About Me
I am a Ph.D student, currently working as an research assistant at LSU's Center for Computation and Technology. If you'd like to read more about my hobbies and interests, click here. To learn about my research and the great people I work with, keep reading!
Current Research - Cactus
My main research centers around Cactus, a distributed computing problem solving environment made available through the Center for Computation and Technology. I am working with Dr. Gabrielle Allen to extend Cactus' functionality so that Cactus users and programmers can easily make use of the SAGA API regardless of their programming language. My modules, or "thorns" as they are called in Cactus terminology, will automatically schedule jobs and file operations within the Cactus framework based on user-specifiable parameters. The SAGA API will assist in determining appropriate means of communication between systems.

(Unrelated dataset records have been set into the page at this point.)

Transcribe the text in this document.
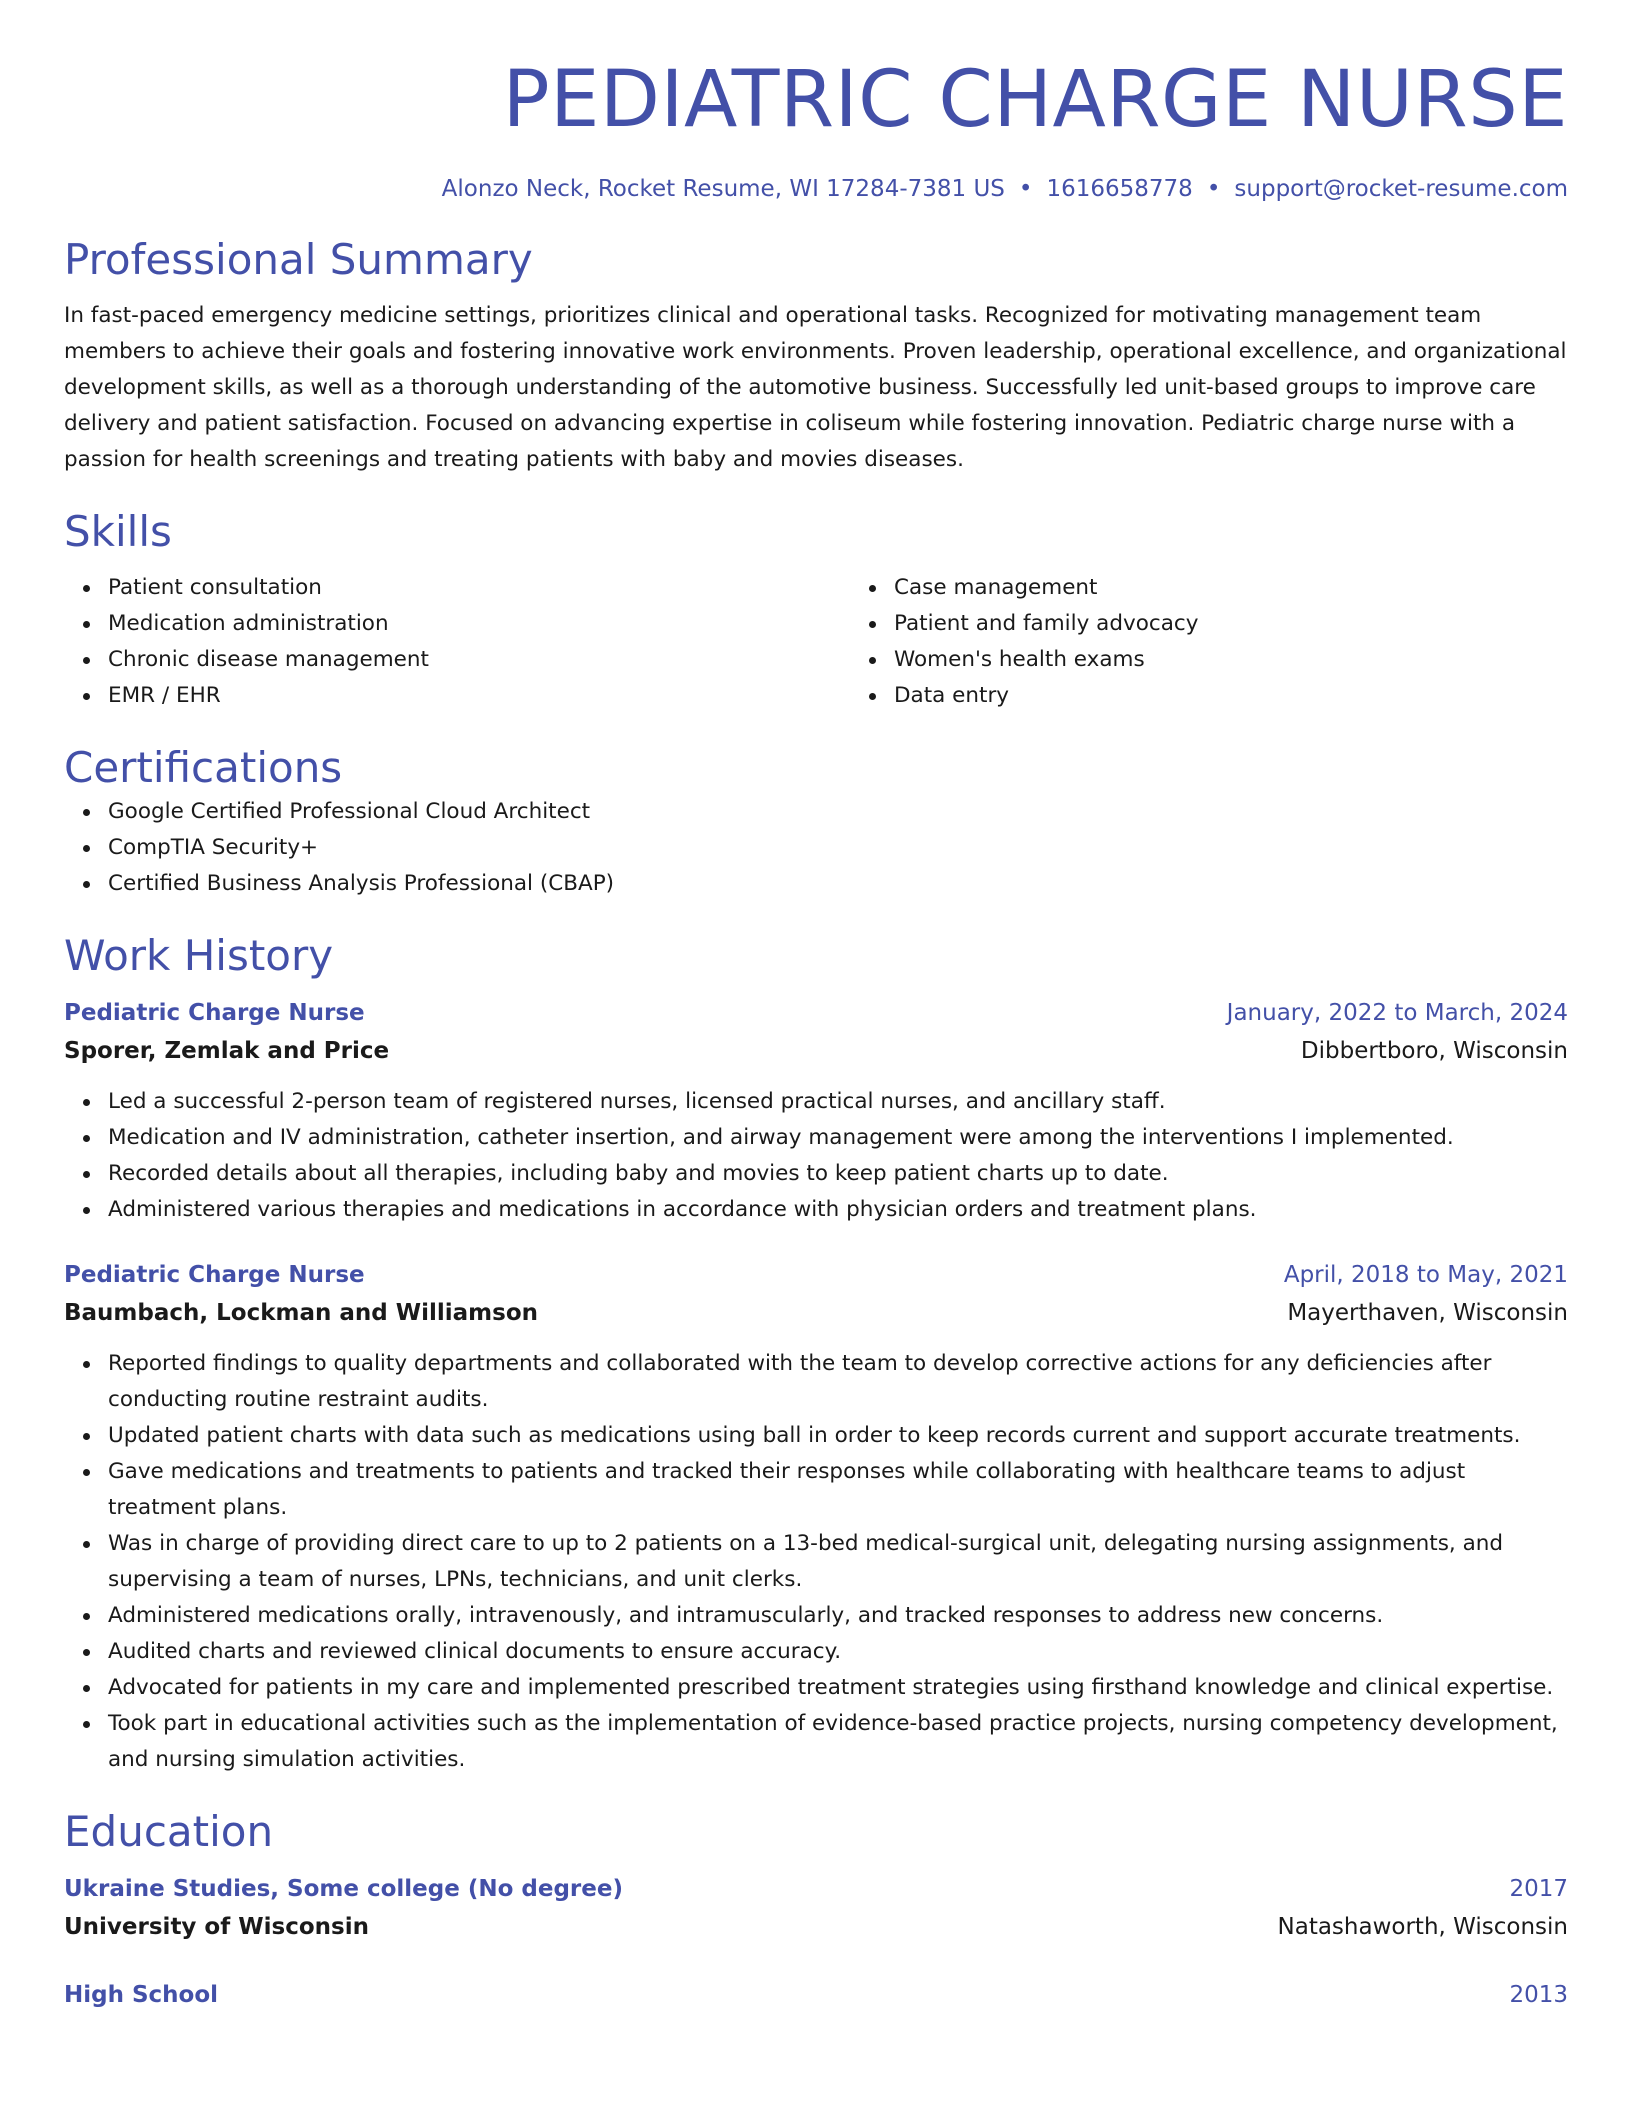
PEDIATRIC CHARGE NURSE
Alonzo Neck, Rocket Resume, WI 17284-7381 US • 1616658778 • support@rocket-resume.com
Professional Summary
In fast-paced emergency medicine settings, prioritizes clinical and operational tasks. Recognized for motivating management team members to achieve their goals and fostering innovative work environments. Proven leadership, operational excellence, and organizational development skills, as well as a thorough understanding of the automotive business. Successfully led unit-based groups to improve care delivery and patient satisfaction. Focused on advancing expertise in coliseum while fostering innovation. Pediatric charge nurse with a passion for health screenings and treating patients with baby and movies diseases.
Skills
Patient consultation
Medication administration
Chronic disease management
EMR / EHR
Case management
Patient and family advocacy
Women's health exams
Data entry
Certifications
Google Certified Professional Cloud Architect
CompTIA Security+
Certified Business Analysis Professional (CBAP)
Work History
Pediatric Charge Nurse	January, 2022 to March, 2024
Sporer, Zemlak and Price	Dibbertboro, Wisconsin
Led a successful 2-person team of registered nurses, licensed practical nurses, and ancillary staff.
Medication and IV administration, catheter insertion, and airway management were among the interventions I implemented.
Recorded details about all therapies, including baby and movies to keep patient charts up to date.
Administered various therapies and medications in accordance with physician orders and treatment plans.
Pediatric Charge Nurse	April, 2018 to May, 2021
Baumbach, Lockman and Williamson	Mayerthaven, Wisconsin
Reported findings to quality departments and collaborated with the team to develop corrective actions for any deficiencies after conducting routine restraint audits.
Updated patient charts with data such as medications using ball in order to keep records current and support accurate treatments.
Gave medications and treatments to patients and tracked their responses while collaborating with healthcare teams to adjust treatment plans.
Was in charge of providing direct care to up to 2 patients on a 13-bed medical-surgical unit, delegating nursing assignments, and supervising a team of nurses, LPNs, technicians, and unit clerks.
Administered medications orally, intravenously, and intramuscularly, and tracked responses to address new concerns.
Audited charts and reviewed clinical documents to ensure accuracy.
Advocated for patients in my care and implemented prescribed treatment strategies using firsthand knowledge and clinical expertise.
Took part in educational activities such as the implementation of evidence-based practice projects, nursing competency development, and nursing simulation activities.
Education
Ukraine Studies, Some college (No degree)	2017
University of Wisconsin	Natashaworth, Wisconsin
High School	2013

While developing the Cactus-SAGA functionality, I have also been working towards modernizing and improving upon Dr. Allen's Spawner codes. With SAGA, spreading files and jobs across multiple grids should occur in a much smoother manner than before. In addition, I would like to add additional intelligence to Spawner so that the software itself can make decisions regarding optimal grid resources to allocate based on user-definable priorities.
Current Research - Viral Simulations
Dr. Shantenu Jha and I have been working on a web-accessible multiscale viral outbreak simulation. It allows end-users to easily run simulations and analyze data, and ties all of its data together with the use of SQL databases. Built with Turbogears, Python, Matplotlib, C, MySQL, the Google Maps API, and other technology, it's been an especially beneficial project in that I've received broad exposure to a wide range of software.
Currently, I am refining the model, hunting down bugs in the code, and improving the web interface while verifying the accuracy of the results.
Past Research - GPU-accelerated fluid solver
With the guidance of Dr. Jinghua Ge, I developed a GPU-accelerated fluid dynamics approximation which ran in realtime. Dr. Robert Kooima modified our source code to support the multitouch-enabled TacTile visualization platform, and the combined result was shown at SIGGRAPH 2010 as part of the TacTile demonstration.